Tom Sutherland

Personal information
- Full name: Thomas Norman Sutherland
- Born: 30 December 1932 Masterton, New Zealand
- Died: 20 November 2008 (aged 75) Havelock North, New Zealand

Sport
- Country: New Zealand
- Sport: Shooting

Medal record
Men's shooting
Representing New Zealand
British Empire and Commonwealth Games
| Bronze medal – third place | 1966 Kingston | Fullbore rifle |

= Tom Sutherland (sport shooter) =

New Zealand sport shooter (1932–2008)

Thomas Norman "Buster" Sutherland (30 December 1932 – 20 November 2008) was a New Zealand competitive rifle shooter. At the 1966 British Empire and Commonwealth Games he won the bronze medal in the men's fullbore rifle event. He was the first New Zealander to win a Commonwealth Games medal in shooting.

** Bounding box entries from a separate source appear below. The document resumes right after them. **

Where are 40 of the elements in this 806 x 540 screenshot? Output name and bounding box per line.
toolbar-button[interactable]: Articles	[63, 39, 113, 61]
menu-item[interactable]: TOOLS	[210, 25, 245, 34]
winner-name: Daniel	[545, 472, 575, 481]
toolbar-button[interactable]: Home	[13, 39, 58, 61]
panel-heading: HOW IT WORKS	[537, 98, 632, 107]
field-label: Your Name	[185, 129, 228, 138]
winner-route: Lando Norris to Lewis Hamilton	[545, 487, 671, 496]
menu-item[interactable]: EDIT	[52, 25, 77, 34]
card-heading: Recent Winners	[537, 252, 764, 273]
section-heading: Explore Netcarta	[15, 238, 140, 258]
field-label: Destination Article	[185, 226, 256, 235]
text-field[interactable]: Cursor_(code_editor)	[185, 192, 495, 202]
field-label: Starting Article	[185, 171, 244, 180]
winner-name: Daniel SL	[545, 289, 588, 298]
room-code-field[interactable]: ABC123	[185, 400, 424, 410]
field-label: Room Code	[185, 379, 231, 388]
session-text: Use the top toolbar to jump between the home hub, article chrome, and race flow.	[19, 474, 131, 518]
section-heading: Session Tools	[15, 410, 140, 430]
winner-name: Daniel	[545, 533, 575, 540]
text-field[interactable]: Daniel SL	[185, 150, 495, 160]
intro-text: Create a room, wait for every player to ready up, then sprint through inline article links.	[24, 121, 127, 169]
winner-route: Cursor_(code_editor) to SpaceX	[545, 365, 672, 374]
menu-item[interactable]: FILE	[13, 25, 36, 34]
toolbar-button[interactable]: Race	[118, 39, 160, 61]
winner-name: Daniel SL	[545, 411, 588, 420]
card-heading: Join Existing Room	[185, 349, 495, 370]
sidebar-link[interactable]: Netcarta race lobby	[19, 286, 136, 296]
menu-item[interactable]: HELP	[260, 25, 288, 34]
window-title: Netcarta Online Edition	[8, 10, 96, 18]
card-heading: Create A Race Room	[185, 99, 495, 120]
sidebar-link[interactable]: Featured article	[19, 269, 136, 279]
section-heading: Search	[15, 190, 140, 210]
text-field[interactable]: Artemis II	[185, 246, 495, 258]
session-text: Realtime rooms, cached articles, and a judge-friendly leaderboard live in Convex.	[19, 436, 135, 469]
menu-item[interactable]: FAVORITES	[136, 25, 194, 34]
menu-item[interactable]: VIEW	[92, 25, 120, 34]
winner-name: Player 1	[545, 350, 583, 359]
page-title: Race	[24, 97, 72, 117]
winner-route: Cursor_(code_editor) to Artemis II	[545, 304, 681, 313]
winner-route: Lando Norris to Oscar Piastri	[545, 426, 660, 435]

Born in Masterton on 30 December 1932, Sutherland was one of 16 children. In the early 1950s, he joined the Masterton/Opaki Rifle Club and went on to represent New Zealand internationally for 18 years between 1960 and 1978, and was runner-up in the Ballinger Belt three times, in 1970, 1971 and 1979. In 1987, Sutherland was chosen for the New Zealand fullbore rifle shooting team to compete in the 1988 Palmer Match in Australia. The Palmer Match was a long-running teams shooting competition held every four years between teams from Australia, the United Kingdom, The United States, Canada and New Zealand.

Sutherland died in Havelock North on 20 November 2008, at the age of 75.